Basically, what Madhar does is constantly cut between two different scenes one of which is silent leaving a continuous soundtrack of dialogue from the other. Which might have worked sparingly but is employed almost continually here. And it might have worked in instances when the two scenes take place simultaneously within the narrative, but Madhar likes to do this with scenes that take place consecutively within the narrative. Often featuring the same character. This adds enormously to the incoherence of the plot, although I’m sure it would be equally incomprehensible if it had been directed by somebody who wasn’t convinced that film direction needs a new paradigm and a crappy micro-budget horror/action picture shot in Nuneaton is the place to start.

There are no credits for production designer or costume designer which is fair enough because clearly nobody bothered to design the production or costumes. Despite several of the characters being police officers, none of that alleged £5,000 was spent on hiring a couple of police uniforms for a day from the local fancy dress shop to tog up a couple of extras and actually give the impression of police work.

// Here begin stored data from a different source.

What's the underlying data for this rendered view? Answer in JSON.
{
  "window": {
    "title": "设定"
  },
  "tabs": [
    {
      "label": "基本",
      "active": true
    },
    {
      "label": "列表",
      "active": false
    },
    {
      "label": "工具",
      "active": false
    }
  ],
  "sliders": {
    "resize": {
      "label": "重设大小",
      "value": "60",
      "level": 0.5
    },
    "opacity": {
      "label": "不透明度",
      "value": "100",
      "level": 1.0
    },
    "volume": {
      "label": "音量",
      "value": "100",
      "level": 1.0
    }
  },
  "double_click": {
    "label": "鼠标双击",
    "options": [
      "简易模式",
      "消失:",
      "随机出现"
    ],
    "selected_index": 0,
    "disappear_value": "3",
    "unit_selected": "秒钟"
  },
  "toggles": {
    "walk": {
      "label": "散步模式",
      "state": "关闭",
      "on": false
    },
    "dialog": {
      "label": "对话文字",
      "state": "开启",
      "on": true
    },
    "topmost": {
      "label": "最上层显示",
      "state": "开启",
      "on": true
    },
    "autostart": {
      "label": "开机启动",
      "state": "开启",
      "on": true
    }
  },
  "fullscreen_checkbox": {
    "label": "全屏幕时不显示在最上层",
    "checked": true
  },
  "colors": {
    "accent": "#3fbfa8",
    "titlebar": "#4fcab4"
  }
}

It’s very obvious that all the actors are simply wearing their own clothes (or not, in the case of the old sleeps-in-a-smile geezer).

The mostly amateur cast includes nobody you’ve ever heard of and neither Bickley nor Kumar Madhar seem to have ever done anything else. Originally running 117 minutes, the running time was cut to 94 minutes by hacking out a lot of exposition at the start. “What was originally a 20 minute investigative segment (lots of mobile phones, edgy 24-style camerawork and creepy 'trust no-one' X-Files-type glances between leads), containing five chronological scenes now exists as one five minute sequence of cross-cut scenes that effectively explain the whole plot in one short swoop” reckons the press pack. Well, apart from the fact that the phrase is ‘fell swoop’, you dingdong, I can also certify that whatever this five-minute sequence might be, it only explains the plot to people who already know it.

The Porcelain Man (I’m still not sure what the title means) had a single cast and crew screening in July 2004 at Warwick Arts Centre and then was sold on DVD via the website (without certificate), presumably also to the cast and crew. There were a couple of reviews (from people who could evidently get their screener disc to play) before the movie and all associated with it lapsed back into justifiable obscurity. I can’t see a special edition of this one being released any time soon, sorry.